Ann Freeman (née Mason; 24 June 1797 – 7 March 1826) was a British Bible Christian preacher.

==Life==
Freeman was born on 24 June 1797 in Northlew in Devon. Her parents, William and Grace Mason, were farmers and she was one of thirteen children brought up in Devon where she was apprenticed to be a dressmaker. Her family moved to a farm in Northcott in Sutcombe where she and her sister Mary's religious interests caused a family dispute. She heard James Thorne of the Bible Christians when she was 19 and was immediately inspired to be a preacher. She and her sister were sent away for a few days because they had joined the Methodist Society. The Bible Christians were gaining more members and after Mary and Ann returned the numbers soon included their mother and five more of her children. They became part of this break away sect, sometimes called Bryanites, that was led by Cornishman William O'Bryan who had left the Methodist church in 1815.

She attended the fifth quarterly meeting of the Bible Christian church which was held on her aunt's property. The Bible Christians were revivalists like the early Methodist church, but they refused to conform to traditional model of a church. Ann committed herself to preaching and she abandoned her dressmaking. She would walk up to 30 miles a day travelling around Devon and Cornawall. She would preach and also withstand hostility from people who disagreed with her stance.

Women like Ann, her sister and Serena Lake made up 30% of the Bible Christians preachers, but despite this Ann and her sister attracted interest because they were women. Ann was confident and argued theological points with her movement's founder William O'Bryan when she met him at the group's first conference at Launceston in Cornwall, on 17 August 1819. She argued that Christians could find instantaneous redemption despite the prevailing view that this was gradually earned. Moreover, she argued that believers could be guided directly by God - which undermined the Church's hierarchy including O'Bryan.
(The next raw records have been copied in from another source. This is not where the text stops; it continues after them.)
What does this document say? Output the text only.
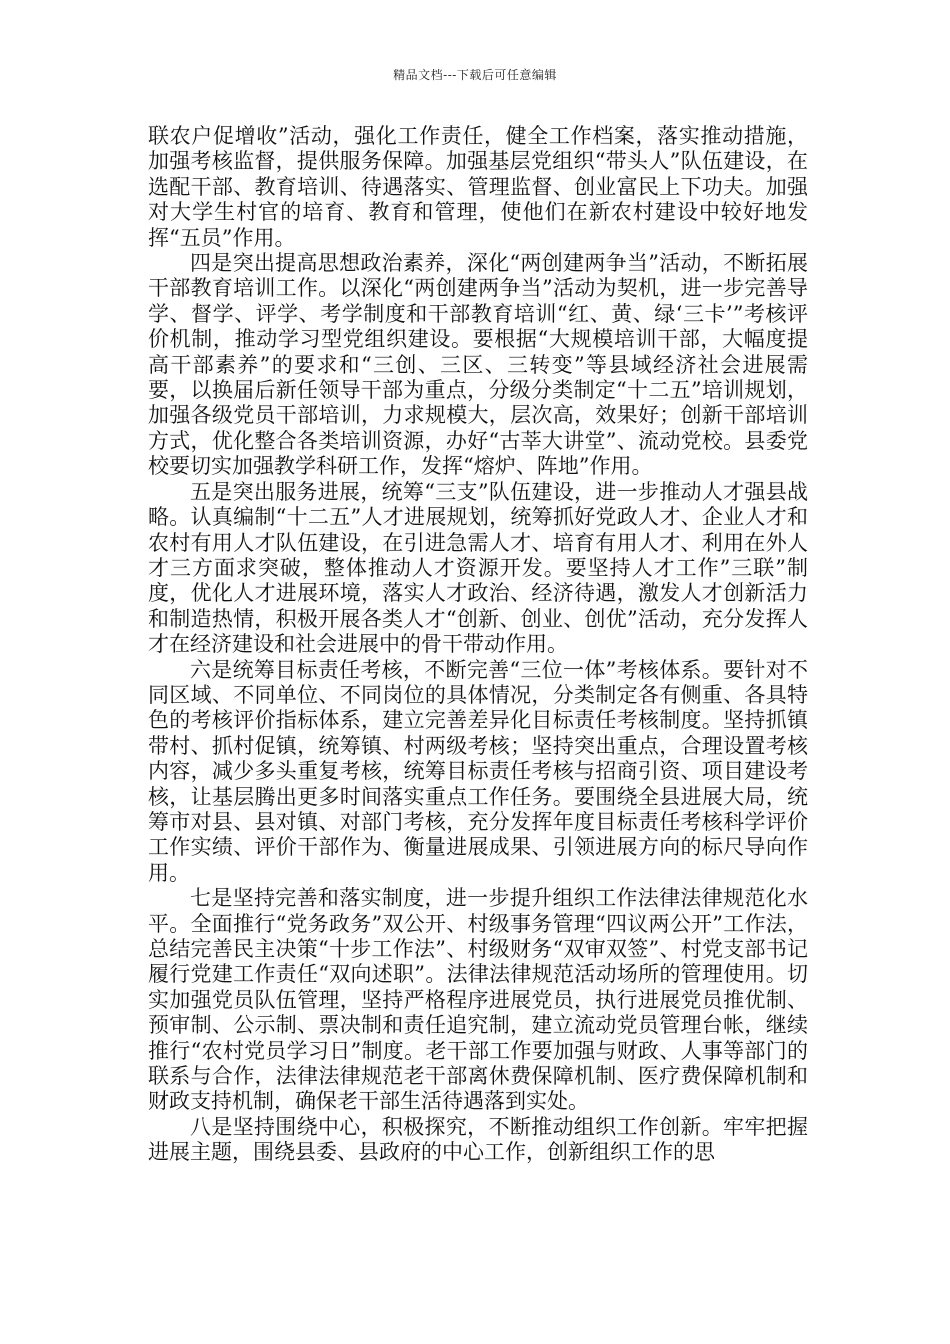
精品文档---下载后可任意编辑

联农户促增收”活动，强化工作责任，健全工作档案，落实推动措施，加强考核监督，提供服务保障。加强基层党组织“带头人”队伍建设，在选配干部、教育培训、待遇落实、管理监督、创业富民上下功夫。加强对大学生村官的培育、教育和管理，使他们在新农村建设中较好地发挥“五员”作用。

四是突出提高思想政治素养，深化“两创建两争当”活动，不断拓展干部教育培训工作。以深化“两创建两争当”活动为契机，进一步完善导学、督学、评学、考学制度和干部教育培训“红、黄、绿‘三卡’”考核评价机制，推动学习型党组织建设。要根据“大规模培训干部，大幅度提高干部素养”的要求和“三创、三区、三转变”等县域经济社会进展需要，以换届后新任领导干部为重点，分级分类制定“十二五”培训规划，加强各级党员干部培训，力求规模大，层次高，效果好；创新干部培训方式，优化整合各类培训资源，办好“古莘大讲堂”、流动党校。县委党校要切实加强教学科研工作，发挥“熔炉、阵地”作用。

五是突出服务进展，统筹“三支”队伍建设，进一步推动人才强县战略。认真编制“十二五”人才进展规划，统筹抓好党政人才、企业人才和农村有用人才队伍建设，在引进急需人才、培育有用人才、利用在外人才三方面求突破，整体推动人才资源开发。要坚持人才工作”三联”制度，优化人才进展环境，落实人才政治、经济待遇，激发人才创新活力和制造热情，积极开展各类人才“创新、创业、创优”活动，充分发挥人才在经济建设和社会进展中的骨干带动作用。

六是统筹目标责任考核，不断完善“三位一体”考核体系。要针对不同区域、不同单位、不同岗位的具体情况，分类制定各有侧重、各具特色的考核评价指标体系，建立完善差异化目标责任考核制度。坚持抓镇带村、抓村促镇，统筹镇、村两级考核；坚持突出重点，合理设置考核内容，减少多头重复考核，统筹目标责任考核与招商引资、项目建设考核，让基层腾出更多时间落实重点工作任务。要围绕全县进展大局，统筹市对县、县对镇、对部门考核，充分发挥年度目标责任考核科学评价工作实绩、评价干部作为、衡量进展成果、引领进展方向的标尺导向作用。

七是坚持完善和落实制度，进一步提升组织工作法律法律规范化水平。全面推行“党务政务”双公开、村级事务管理“四议两公开”工作法，总结完善民主决策“十步工作法”、村级财务“双审双签”、村党支部书记履行党建工作责任“双向述职”。法律法律规范活动场所的管理使用。切实加强党员队伍管理，坚持严格程序进展党员，执行进展党员推优制、预审制、公示制、票决制和责任追究制，建立流动党员管理台帐，继续推行“农村党员学习日”制度。老干部工作要加强与财政、人事等部门的联系与合作，法律法律规范老干部离休费保障机制、医疗费保障机制和财政支持机制，确保老干部生活待遇落到实处。

八是坚持围绕中心，积极探究，不断推动组织工作创新。牢牢把握进展主题，围绕县委、县政府的中心工作，创新组织工作的思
By 1823 she was in London speaking on the Strand. In 1824 she impressed the Brighton Herald press when she spoke to over a 1,000 people on a nearby hill. On 9 August 1824 in London she married Henry Freeman who she had known since 1820 in Devon. The marriage, and her differences with the church, seemed to lead to her breaking with the Bible Christians, but not with evangelism. That year and the following the two of them were in Ireland where they moved to the ideas of the Quakers. They addressed people of several denominations including Catholics and Protestants. They faced hostility, and despite this and her own tuberculosis, Ann would tour by herself or just with a female friend.

Ann had to return to her parents’ house due to ill health in 1826 where she died on 7 March. She was buried a week later in Sutcombe. Her life is known because of her autobiography. Her letters, poems and journal were edited and published by her husband after she died.